Brothers push each other to excellence

Brothers Sam Shideler, left, and Caedmon Shideler, right, both attend Meridian Technology Center’s Biomedical Sciences program. The program gives them an academic rivalry and brotherly competitiveness they wouldn’t have otherwise, since Sam is a senior at Stillwater High School, and Caedmon is a home-schooled sophomore.

Paths converge in Meridian’s Biomedical Sciences program

Story and photo provided by Meridian Technology Center

A little sibling rivalry goes a long way in creating a great academic outcome.

For brothers Sam and Caedmon Shideler, that rivalry has finally converged in Meridian Tech’s Biomedical Sciences program.

High school senior Sam gives his younger brother Caedmon advice and a little brotherly teasing about the classes he will soon take as part of the program. This is Sam’s final year and Caedmon’s first.

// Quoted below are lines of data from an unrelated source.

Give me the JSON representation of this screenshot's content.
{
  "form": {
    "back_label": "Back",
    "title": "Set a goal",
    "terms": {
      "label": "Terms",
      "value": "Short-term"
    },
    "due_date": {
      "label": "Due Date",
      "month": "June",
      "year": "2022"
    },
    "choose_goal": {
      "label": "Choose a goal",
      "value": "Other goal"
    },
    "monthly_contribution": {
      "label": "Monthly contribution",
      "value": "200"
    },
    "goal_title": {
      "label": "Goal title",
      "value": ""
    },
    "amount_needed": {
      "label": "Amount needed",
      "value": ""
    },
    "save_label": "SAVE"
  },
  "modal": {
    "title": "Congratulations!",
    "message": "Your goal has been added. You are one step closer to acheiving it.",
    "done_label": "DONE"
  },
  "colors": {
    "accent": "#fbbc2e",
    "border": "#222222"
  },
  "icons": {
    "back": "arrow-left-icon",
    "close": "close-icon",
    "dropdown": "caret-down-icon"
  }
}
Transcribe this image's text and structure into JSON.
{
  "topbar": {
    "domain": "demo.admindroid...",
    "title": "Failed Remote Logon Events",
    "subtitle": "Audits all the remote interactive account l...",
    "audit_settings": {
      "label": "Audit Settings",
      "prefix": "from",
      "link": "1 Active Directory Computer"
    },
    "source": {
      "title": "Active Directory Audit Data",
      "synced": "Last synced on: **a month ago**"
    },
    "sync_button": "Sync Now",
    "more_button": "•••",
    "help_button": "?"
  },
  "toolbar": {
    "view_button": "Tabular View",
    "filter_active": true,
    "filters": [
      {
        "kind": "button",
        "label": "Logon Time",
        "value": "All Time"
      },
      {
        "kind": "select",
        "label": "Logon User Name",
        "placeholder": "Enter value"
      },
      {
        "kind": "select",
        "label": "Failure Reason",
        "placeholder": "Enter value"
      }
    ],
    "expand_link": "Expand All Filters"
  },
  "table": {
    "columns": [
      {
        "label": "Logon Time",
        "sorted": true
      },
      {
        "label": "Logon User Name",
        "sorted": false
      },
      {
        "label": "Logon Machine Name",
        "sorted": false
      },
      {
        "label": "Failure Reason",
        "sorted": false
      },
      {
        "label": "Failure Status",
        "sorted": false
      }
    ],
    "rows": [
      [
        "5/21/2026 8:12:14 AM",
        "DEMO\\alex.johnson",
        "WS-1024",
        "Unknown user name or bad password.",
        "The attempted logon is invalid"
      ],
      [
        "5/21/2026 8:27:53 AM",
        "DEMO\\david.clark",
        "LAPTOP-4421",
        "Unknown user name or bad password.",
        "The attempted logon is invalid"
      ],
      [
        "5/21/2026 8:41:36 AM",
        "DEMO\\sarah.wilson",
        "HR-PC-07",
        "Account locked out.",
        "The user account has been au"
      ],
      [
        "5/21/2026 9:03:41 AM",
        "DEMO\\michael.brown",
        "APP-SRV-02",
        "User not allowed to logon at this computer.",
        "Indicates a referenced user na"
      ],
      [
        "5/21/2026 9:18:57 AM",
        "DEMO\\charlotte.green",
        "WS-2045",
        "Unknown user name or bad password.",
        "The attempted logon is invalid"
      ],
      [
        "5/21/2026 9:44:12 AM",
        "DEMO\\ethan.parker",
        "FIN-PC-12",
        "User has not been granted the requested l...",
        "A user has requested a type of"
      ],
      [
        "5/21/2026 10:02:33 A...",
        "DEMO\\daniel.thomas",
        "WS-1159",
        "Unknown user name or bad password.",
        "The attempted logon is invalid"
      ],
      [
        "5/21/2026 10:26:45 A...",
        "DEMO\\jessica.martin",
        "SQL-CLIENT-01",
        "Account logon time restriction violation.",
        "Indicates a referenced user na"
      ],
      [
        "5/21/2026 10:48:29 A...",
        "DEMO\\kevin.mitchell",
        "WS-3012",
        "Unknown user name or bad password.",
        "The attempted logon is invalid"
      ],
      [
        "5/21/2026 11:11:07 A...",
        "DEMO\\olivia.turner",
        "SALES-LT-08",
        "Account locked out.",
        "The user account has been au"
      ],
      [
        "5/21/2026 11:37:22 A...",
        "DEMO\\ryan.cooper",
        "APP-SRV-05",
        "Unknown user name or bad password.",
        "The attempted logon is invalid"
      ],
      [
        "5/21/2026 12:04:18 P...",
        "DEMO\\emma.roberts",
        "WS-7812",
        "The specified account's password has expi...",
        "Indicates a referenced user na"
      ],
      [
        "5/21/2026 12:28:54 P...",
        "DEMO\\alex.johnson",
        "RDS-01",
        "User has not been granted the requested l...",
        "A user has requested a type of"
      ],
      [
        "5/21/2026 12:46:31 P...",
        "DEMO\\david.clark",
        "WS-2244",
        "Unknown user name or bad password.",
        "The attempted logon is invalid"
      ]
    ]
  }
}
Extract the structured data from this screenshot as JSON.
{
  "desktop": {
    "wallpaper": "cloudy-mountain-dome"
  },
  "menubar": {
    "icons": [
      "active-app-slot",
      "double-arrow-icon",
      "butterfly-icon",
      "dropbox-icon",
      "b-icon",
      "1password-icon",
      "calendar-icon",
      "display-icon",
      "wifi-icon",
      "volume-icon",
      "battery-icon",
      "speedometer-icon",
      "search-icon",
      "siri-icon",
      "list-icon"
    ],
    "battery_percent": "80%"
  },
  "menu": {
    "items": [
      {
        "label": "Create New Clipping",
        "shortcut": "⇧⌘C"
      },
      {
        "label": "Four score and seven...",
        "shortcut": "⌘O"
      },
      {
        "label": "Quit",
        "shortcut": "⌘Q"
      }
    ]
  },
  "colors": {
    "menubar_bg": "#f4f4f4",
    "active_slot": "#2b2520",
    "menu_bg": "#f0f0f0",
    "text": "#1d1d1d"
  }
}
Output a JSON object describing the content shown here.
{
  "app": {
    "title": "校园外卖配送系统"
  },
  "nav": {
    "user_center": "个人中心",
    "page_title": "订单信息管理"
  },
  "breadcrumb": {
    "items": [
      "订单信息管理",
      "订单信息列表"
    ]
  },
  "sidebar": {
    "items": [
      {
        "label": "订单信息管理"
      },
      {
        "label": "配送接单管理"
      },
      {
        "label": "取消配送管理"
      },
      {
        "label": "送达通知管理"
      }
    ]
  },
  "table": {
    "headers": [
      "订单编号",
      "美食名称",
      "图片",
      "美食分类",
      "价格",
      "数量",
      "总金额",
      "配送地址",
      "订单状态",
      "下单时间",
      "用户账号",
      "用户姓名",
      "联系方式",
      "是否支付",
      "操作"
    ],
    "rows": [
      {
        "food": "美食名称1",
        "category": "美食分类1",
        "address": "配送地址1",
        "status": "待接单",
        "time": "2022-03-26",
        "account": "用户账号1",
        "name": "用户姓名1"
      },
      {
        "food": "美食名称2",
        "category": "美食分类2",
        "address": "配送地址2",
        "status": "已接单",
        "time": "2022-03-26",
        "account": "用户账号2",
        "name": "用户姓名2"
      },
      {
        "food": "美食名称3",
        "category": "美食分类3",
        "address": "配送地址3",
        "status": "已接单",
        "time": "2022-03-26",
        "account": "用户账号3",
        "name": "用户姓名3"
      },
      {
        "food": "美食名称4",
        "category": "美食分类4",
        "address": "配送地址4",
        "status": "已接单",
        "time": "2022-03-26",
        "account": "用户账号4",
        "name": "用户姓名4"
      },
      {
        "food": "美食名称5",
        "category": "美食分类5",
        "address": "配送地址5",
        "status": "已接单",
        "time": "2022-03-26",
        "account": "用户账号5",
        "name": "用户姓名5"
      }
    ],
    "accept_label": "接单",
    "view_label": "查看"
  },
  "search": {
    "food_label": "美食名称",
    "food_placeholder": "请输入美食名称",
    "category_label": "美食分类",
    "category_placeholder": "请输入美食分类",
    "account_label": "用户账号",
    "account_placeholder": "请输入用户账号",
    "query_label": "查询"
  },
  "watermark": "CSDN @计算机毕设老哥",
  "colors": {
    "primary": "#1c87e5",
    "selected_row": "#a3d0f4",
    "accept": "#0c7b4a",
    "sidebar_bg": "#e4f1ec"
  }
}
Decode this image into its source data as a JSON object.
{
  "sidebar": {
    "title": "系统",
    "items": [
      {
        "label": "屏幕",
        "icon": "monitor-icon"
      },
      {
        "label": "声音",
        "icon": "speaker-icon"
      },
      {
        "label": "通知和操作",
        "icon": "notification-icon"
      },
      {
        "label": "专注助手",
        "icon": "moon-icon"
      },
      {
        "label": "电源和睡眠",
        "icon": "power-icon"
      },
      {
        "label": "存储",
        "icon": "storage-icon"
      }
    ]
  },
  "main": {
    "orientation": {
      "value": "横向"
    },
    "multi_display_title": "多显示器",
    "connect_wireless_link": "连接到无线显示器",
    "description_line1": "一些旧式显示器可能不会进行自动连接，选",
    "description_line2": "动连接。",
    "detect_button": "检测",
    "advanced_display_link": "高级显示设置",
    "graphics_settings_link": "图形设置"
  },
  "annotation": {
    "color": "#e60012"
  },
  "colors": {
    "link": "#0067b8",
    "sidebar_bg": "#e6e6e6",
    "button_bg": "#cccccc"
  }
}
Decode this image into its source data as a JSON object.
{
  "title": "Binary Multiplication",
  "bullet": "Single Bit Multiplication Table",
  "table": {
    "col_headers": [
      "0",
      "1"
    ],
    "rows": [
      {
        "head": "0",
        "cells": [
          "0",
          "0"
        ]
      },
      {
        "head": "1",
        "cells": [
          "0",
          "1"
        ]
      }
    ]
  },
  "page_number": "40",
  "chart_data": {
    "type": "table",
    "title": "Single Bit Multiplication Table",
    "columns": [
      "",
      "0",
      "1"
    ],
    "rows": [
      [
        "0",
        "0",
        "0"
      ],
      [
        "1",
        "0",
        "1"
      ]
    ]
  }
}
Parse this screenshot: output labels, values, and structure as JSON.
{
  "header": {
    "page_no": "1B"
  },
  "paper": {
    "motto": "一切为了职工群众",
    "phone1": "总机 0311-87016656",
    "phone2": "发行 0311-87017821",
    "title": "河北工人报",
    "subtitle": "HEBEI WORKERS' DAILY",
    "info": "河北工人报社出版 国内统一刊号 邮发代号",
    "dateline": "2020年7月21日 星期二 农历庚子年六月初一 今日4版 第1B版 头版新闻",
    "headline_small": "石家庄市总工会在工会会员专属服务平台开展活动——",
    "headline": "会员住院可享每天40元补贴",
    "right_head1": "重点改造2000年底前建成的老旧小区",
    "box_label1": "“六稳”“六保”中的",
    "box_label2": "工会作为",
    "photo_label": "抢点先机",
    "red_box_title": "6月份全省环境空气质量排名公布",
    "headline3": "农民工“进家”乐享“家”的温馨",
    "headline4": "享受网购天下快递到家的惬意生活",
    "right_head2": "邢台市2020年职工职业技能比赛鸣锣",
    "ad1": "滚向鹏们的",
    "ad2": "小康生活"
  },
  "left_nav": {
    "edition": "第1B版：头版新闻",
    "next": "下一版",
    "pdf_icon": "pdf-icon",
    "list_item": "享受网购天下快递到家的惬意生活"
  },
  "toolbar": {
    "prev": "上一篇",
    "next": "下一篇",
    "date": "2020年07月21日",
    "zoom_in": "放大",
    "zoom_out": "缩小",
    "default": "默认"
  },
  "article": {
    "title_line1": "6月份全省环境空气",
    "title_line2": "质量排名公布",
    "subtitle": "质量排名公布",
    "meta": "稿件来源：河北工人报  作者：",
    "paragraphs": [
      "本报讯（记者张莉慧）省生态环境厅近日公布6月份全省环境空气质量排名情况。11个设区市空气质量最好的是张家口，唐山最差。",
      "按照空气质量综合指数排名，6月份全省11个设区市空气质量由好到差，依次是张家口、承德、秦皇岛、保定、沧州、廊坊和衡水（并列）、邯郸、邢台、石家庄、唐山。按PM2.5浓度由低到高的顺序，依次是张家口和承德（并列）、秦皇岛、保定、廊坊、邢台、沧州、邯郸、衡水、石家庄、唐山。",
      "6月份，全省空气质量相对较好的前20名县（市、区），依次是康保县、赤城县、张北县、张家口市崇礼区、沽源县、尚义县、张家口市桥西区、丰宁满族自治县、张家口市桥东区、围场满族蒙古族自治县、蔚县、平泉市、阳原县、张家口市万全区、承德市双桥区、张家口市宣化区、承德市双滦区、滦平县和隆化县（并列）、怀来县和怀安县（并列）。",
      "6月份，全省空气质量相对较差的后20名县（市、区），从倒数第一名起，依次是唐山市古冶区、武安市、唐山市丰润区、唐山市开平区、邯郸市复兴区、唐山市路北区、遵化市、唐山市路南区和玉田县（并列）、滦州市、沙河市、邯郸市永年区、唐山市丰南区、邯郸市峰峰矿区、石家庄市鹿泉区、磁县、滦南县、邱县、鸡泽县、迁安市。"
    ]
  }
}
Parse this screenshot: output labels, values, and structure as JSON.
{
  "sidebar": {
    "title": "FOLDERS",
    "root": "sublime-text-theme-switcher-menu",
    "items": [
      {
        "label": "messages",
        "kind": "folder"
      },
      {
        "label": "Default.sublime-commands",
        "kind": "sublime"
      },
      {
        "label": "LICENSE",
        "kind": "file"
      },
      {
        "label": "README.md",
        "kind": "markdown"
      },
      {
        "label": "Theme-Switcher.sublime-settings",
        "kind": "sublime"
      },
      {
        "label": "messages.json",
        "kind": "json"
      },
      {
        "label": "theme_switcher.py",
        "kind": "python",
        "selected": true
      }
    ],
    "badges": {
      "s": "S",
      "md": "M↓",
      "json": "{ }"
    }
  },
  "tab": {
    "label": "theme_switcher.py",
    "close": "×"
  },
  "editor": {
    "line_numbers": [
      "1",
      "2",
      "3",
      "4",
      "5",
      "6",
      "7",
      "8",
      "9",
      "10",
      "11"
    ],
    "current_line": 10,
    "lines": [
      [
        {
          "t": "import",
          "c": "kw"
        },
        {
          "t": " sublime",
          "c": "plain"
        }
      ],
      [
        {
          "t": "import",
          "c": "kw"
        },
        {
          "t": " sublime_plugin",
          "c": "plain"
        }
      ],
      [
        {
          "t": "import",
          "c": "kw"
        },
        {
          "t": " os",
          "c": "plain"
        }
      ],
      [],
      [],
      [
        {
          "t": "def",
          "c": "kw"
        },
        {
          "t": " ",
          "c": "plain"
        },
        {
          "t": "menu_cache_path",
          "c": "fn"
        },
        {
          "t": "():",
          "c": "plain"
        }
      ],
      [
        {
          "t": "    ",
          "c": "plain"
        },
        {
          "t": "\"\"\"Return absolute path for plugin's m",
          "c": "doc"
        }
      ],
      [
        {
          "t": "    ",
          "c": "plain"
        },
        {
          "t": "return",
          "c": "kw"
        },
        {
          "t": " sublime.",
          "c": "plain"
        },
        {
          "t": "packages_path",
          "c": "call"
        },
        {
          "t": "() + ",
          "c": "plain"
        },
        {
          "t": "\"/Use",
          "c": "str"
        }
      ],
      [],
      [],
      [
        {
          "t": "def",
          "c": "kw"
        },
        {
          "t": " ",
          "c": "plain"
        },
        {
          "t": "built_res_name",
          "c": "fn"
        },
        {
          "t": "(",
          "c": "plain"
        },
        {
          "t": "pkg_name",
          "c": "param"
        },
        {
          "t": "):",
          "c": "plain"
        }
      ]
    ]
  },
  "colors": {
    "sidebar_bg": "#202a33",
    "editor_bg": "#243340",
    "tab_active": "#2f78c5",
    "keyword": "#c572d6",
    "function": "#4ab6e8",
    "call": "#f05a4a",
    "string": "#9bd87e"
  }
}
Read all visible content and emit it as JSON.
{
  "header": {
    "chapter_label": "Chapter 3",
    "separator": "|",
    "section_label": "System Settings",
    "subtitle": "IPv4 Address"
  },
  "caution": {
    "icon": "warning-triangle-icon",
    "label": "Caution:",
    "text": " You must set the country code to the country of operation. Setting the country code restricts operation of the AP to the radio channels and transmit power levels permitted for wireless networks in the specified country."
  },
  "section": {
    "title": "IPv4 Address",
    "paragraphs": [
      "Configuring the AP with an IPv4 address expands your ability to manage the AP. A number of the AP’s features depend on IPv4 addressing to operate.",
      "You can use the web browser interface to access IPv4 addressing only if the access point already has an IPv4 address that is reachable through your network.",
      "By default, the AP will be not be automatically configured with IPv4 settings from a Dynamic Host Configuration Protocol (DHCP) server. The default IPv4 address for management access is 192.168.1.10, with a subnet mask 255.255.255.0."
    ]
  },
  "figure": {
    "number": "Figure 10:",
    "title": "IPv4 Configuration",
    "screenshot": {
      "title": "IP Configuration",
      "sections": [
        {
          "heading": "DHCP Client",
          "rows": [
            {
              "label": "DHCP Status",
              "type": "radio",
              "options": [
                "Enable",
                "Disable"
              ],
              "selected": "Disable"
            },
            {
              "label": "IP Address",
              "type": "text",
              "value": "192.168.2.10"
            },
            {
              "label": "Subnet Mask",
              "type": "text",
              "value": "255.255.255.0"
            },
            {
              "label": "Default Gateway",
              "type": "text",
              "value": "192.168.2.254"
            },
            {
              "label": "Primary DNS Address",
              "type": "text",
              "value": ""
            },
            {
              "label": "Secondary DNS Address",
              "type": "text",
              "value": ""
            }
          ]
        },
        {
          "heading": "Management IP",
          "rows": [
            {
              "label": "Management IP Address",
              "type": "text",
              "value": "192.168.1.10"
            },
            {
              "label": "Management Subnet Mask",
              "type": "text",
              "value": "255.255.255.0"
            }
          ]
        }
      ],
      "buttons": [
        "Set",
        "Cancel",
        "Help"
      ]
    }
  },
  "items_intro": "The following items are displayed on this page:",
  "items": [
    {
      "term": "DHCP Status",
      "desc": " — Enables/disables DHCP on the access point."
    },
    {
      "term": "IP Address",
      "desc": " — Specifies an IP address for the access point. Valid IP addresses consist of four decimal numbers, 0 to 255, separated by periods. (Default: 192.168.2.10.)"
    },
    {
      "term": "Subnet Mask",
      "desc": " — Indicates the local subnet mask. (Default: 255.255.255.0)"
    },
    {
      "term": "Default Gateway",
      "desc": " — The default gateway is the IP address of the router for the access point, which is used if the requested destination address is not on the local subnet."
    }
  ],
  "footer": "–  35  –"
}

The sparring goes both ways. When Sam bemoaned how he failed a test in chemistry, Caedmon pointed out that his high standards were skewing his perception. “You got an 89,” said Caedmon, adding sarcastically, “That’s terrible.”

The two brothers banter about who’s the better student, and what standard should be used to determine it. They admit they’re competitive.

That competition is a driving force for Caedmon at Meridian. “People definitely make assumptions about what I’m going to be, but it’s also motivating because there’s either a competition or a name to be upheld, either way you look at it,” he said.

If the brothers weren’t at Meridian, the opportunity for their friendly rivalry to materialize wouldn’t have existed — at least during the school day. Sam attends Stillwater High School, and Caedmon is home-schooled and works at Stillwater Screen Printing. Sam is involved in a variety of high school clubs and organizations, and Caedmon plays basketball for the Stillwater Spartans, a home-school team.

Both also have high post-graduation ambitions, but those will take them down different paths as well. Sam hopes to be a lawyer and is in the process of applying to pre-law programs. He hopes credits from the AP tests he takes because of his courses at Meridian and the study skills he has acquired at Tech will lighten his load next year.

Caedmon, on the other hand, wants a career in sports medicine. “I’ve gotten hurt a lot playing basketball, so I’ve seen some great sports medicine doctors,” he said.

“My parents are pretty happy about both career paths,” Sam laughed.

It isn’t all competition, though. The brothers describe themselves as close. They share a room at home, drive to and from Meridian together and spend time with each other during their breaks at Meridian. “It’s fun to have him here. It’s good to see him around,” said Sam, joking, “I get to hear funny stories about him in class.”